На краю участка плотники ладили новую ограду. Молотки вгоняли гвозди в тесовые планки один за одним, мерно и звонко пристукивая. Плотников было двое: один белобрысый, новый, а другой тот чернобородый красавчик, который работал на соседней стройке.

«Налево решил подработать».

Ужухову было все равно: налево или не налево, но эта мысль привела другую: «Почему из остальных плотников с соседней стройки никто этим не прельстился? Совесть, значит, есть! Соблюдают».

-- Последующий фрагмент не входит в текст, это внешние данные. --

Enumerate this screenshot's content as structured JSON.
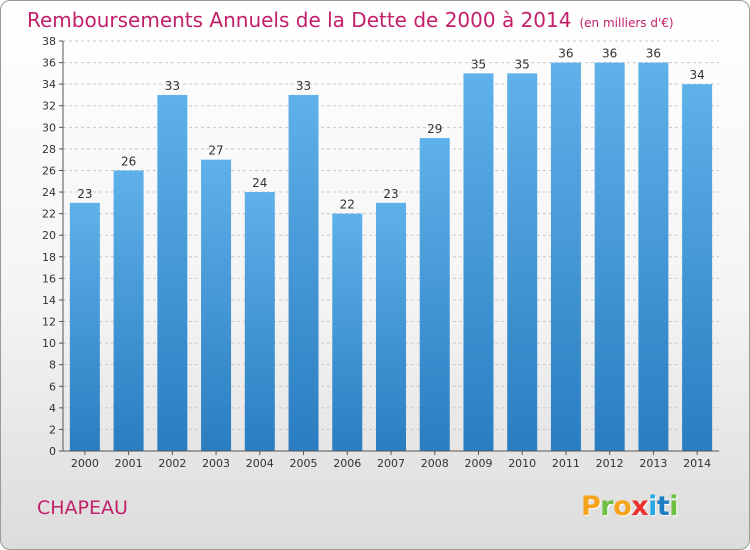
{
  "title": "Remboursements Annuels de la Dette de 2000 à 2014",
  "subtitle": "(en milliers d'€)",
  "commune": "CHAPEAU",
  "logo": {
    "letters": [
      "P",
      "r",
      "o",
      "x",
      "i",
      "t",
      "i"
    ]
  },
  "colors": {
    "title": "#c21f6a",
    "bar_top": "#5fb1ea",
    "bar_bottom": "#2a7dc0",
    "grid": "#c8c8c8",
    "axis": "#555555",
    "text": "#333333"
  },
  "chart_data": {
    "type": "bar",
    "title": "Remboursements Annuels de la Dette de 2000 à 2014",
    "subtitle": "(en milliers d'€)",
    "categories": [
      "2000",
      "2001",
      "2002",
      "2003",
      "2004",
      "2005",
      "2006",
      "2007",
      "2008",
      "2009",
      "2010",
      "2011",
      "2012",
      "2013",
      "2014"
    ],
    "values": [
      23,
      26,
      33,
      27,
      24,
      33,
      22,
      23,
      29,
      35,
      35,
      36,
      36,
      36,
      34
    ],
    "xlabel": "",
    "ylabel": "",
    "ylim": [
      0,
      38
    ],
    "ytick_step": 2,
    "grid": true,
    "data_labels": true,
    "legend": "none"
  }
}
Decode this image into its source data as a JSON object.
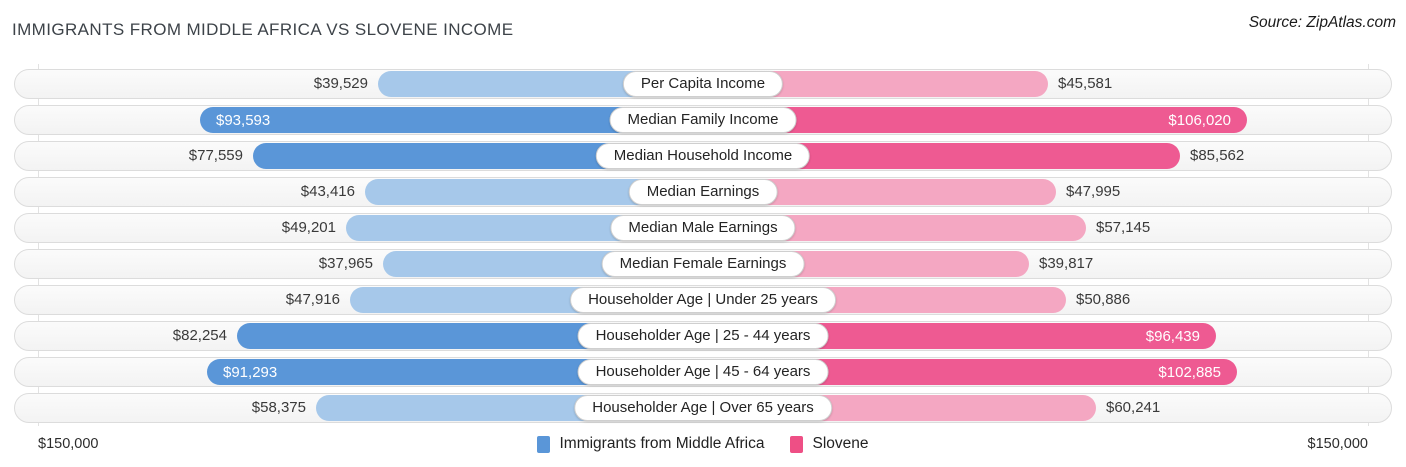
{
  "title": "IMMIGRANTS FROM MIDDLE AFRICA VS SLOVENE INCOME",
  "source": "Source: ZipAtlas.com",
  "colors": {
    "blue": "#5a96d8",
    "blue_light": "#a6c8ea",
    "pink": "#ee5a92",
    "pink_light": "#f4a7c2",
    "track_border": "#dcdcdc",
    "gridline": "#e2e2e2"
  },
  "axis": {
    "left_max_label": "$150,000",
    "right_max_label": "$150,000",
    "max_value": 150000
  },
  "legend": [
    {
      "label": "Immigrants from Middle Africa",
      "color": "#5a96d8"
    },
    {
      "label": "Slovene",
      "color": "#ee4f85"
    }
  ],
  "chart_data": {
    "type": "bar",
    "orientation": "diverging-horizontal",
    "title": "Immigrants from Middle Africa vs Slovene Income",
    "xlim_each_side": [
      0,
      150000
    ],
    "categories": [
      "Per Capita Income",
      "Median Family Income",
      "Median Household Income",
      "Median Earnings",
      "Median Male Earnings",
      "Median Female Earnings",
      "Householder Age | Under 25 years",
      "Householder Age | 25 - 44 years",
      "Householder Age | 45 - 64 years",
      "Householder Age | Over 65 years"
    ],
    "series": [
      {
        "name": "Immigrants from Middle Africa",
        "values": [
          39529,
          93593,
          77559,
          43416,
          49201,
          37965,
          47916,
          82254,
          91293,
          58375
        ]
      },
      {
        "name": "Slovene",
        "values": [
          45581,
          106020,
          85562,
          47995,
          57145,
          39817,
          50886,
          96439,
          102885,
          60241
        ]
      }
    ],
    "rows": [
      {
        "category": "Per Capita Income",
        "left": {
          "value": 39529,
          "label": "$39,529",
          "inside": false,
          "emphasis": false
        },
        "right": {
          "value": 45581,
          "label": "$45,581",
          "inside": false,
          "emphasis": false
        }
      },
      {
        "category": "Median Family Income",
        "left": {
          "value": 93593,
          "label": "$93,593",
          "inside": true,
          "emphasis": true
        },
        "right": {
          "value": 106020,
          "label": "$106,020",
          "inside": true,
          "emphasis": true
        }
      },
      {
        "category": "Median Household Income",
        "left": {
          "value": 77559,
          "label": "$77,559",
          "inside": false,
          "emphasis": true
        },
        "right": {
          "value": 85562,
          "label": "$85,562",
          "inside": false,
          "emphasis": true
        }
      },
      {
        "category": "Median Earnings",
        "left": {
          "value": 43416,
          "label": "$43,416",
          "inside": false,
          "emphasis": false
        },
        "right": {
          "value": 47995,
          "label": "$47,995",
          "inside": false,
          "emphasis": false
        }
      },
      {
        "category": "Median Male Earnings",
        "left": {
          "value": 49201,
          "label": "$49,201",
          "inside": false,
          "emphasis": false
        },
        "right": {
          "value": 57145,
          "label": "$57,145",
          "inside": false,
          "emphasis": false
        }
      },
      {
        "category": "Median Female Earnings",
        "left": {
          "value": 37965,
          "label": "$37,965",
          "inside": false,
          "emphasis": false
        },
        "right": {
          "value": 39817,
          "label": "$39,817",
          "inside": false,
          "emphasis": false
        }
      },
      {
        "category": "Householder Age | Under 25 years",
        "left": {
          "value": 47916,
          "label": "$47,916",
          "inside": false,
          "emphasis": false
        },
        "right": {
          "value": 50886,
          "label": "$50,886",
          "inside": false,
          "emphasis": false
        }
      },
      {
        "category": "Householder Age | 25 - 44 years",
        "left": {
          "value": 82254,
          "label": "$82,254",
          "inside": false,
          "emphasis": true
        },
        "right": {
          "value": 96439,
          "label": "$96,439",
          "inside": true,
          "emphasis": true
        }
      },
      {
        "category": "Householder Age | 45 - 64 years",
        "left": {
          "value": 91293,
          "label": "$91,293",
          "inside": true,
          "emphasis": true
        },
        "right": {
          "value": 102885,
          "label": "$102,885",
          "inside": true,
          "emphasis": true
        }
      },
      {
        "category": "Householder Age | Over 65 years",
        "left": {
          "value": 58375,
          "label": "$58,375",
          "inside": false,
          "emphasis": false
        },
        "right": {
          "value": 60241,
          "label": "$60,241",
          "inside": false,
          "emphasis": false
        }
      }
    ]
  }
}
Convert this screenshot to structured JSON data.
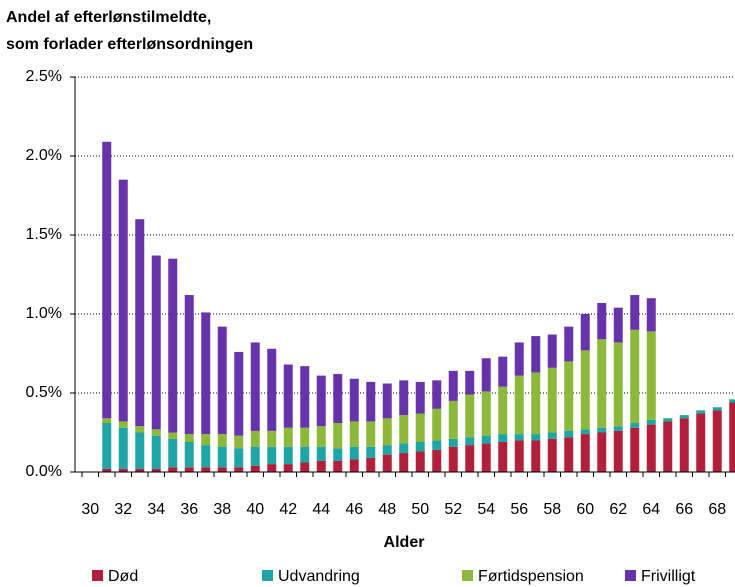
{
  "chart_data": {
    "type": "stacked-bar",
    "title": [
      "Andel af efterlønstilmeldte,",
      "som forlader efterlønsordningen"
    ],
    "x_label": "Alder",
    "categories": [
      "30",
      null,
      "32",
      null,
      "34",
      null,
      "36",
      null,
      "38",
      null,
      "40",
      null,
      "42",
      null,
      "44",
      null,
      "46",
      null,
      "48",
      null,
      "50",
      null,
      "52",
      null,
      "54",
      null,
      "56",
      null,
      "58",
      null,
      "60",
      null,
      "62",
      null,
      "64",
      null,
      "66",
      null,
      "68",
      null
    ],
    "series": [
      {
        "name": "Død",
        "color": "#b0203a",
        "values": [
          null,
          0.02,
          0.02,
          0.02,
          0.02,
          0.03,
          0.03,
          0.03,
          0.03,
          0.03,
          0.04,
          0.05,
          0.05,
          0.06,
          0.07,
          0.07,
          0.08,
          0.09,
          0.11,
          0.12,
          0.13,
          0.14,
          0.16,
          0.17,
          0.18,
          0.19,
          0.2,
          0.2,
          0.21,
          0.22,
          0.24,
          0.25,
          0.26,
          0.28,
          0.3,
          0.32,
          0.34,
          0.37,
          0.39,
          0.44
        ]
      },
      {
        "name": "Udvandring",
        "color": "#1fa5a5",
        "values": [
          null,
          0.29,
          0.26,
          0.23,
          0.21,
          0.18,
          0.16,
          0.14,
          0.13,
          0.12,
          0.12,
          0.11,
          0.11,
          0.1,
          0.09,
          0.08,
          0.08,
          0.07,
          0.06,
          0.06,
          0.06,
          0.06,
          0.05,
          0.05,
          0.05,
          0.05,
          0.04,
          0.04,
          0.04,
          0.04,
          0.03,
          0.03,
          0.03,
          0.03,
          0.03,
          0.02,
          0.02,
          0.02,
          0.02,
          0.02
        ]
      },
      {
        "name": "Førtidspension",
        "color": "#8cb83c",
        "values": [
          null,
          0.03,
          0.04,
          0.04,
          0.04,
          0.04,
          0.05,
          0.07,
          0.08,
          0.08,
          0.1,
          0.1,
          0.12,
          0.12,
          0.13,
          0.16,
          0.16,
          0.16,
          0.17,
          0.18,
          0.18,
          0.2,
          0.24,
          0.27,
          0.28,
          0.3,
          0.37,
          0.39,
          0.41,
          0.44,
          0.5,
          0.56,
          0.53,
          0.59,
          0.56,
          0,
          0,
          0,
          0,
          0
        ]
      },
      {
        "name": "Frivilligt",
        "color": "#6633aa",
        "values": [
          null,
          1.75,
          1.53,
          1.31,
          1.1,
          1.1,
          0.88,
          0.77,
          0.68,
          0.53,
          0.56,
          0.52,
          0.4,
          0.39,
          0.32,
          0.31,
          0.27,
          0.25,
          0.22,
          0.22,
          0.2,
          0.18,
          0.19,
          0.15,
          0.21,
          0.19,
          0.21,
          0.23,
          0.21,
          0.22,
          0.23,
          0.23,
          0.22,
          0.22,
          0.21,
          0,
          0,
          0,
          0,
          0
        ]
      }
    ],
    "ylim": [
      0,
      2.5
    ],
    "yticks": [
      {
        "value": 0,
        "label": "0.0%"
      },
      {
        "value": 0.5,
        "label": "0.5%"
      },
      {
        "value": 1,
        "label": "1.0%"
      },
      {
        "value": 1.5,
        "label": "1.5%"
      },
      {
        "value": 2,
        "label": "2.0%"
      },
      {
        "value": 2.5,
        "label": "2.5%"
      }
    ],
    "grid": true,
    "legend": "bottom"
  }
}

В это время показался Пузыревский. Ужухов подумал, что по-хозяйски идет плотников проверять. Но он прямо к машине. И лицо серое, мятое, будто ночь не спал или на гулянке гулял,— такому бы опохмелиться, а не гвозди за плотниками считать. Одно понравилось в нем: сиреневый костюмчик, который он вчера как следует не разглядел. Ладный, дорогой и, как облитой, сидит, искрой на солнце играет...

После отъезда хозяина Ужухов только покосился на мешок с харчами — как бы опять не хватил зуб — и снова прильнул к глазку. Плотники по-прежнему, как дятлы, стучали, а когда смолкали, то слышны были, как и вчера, голоса женщин, находящихся в комнатах, и, как вчера, надо было сидеть у глазка, не упускать из виду калитку и опять ждать и ждать. Голова от бессонной ночи чугунная, невпроворот, перед глазами какая-то муть...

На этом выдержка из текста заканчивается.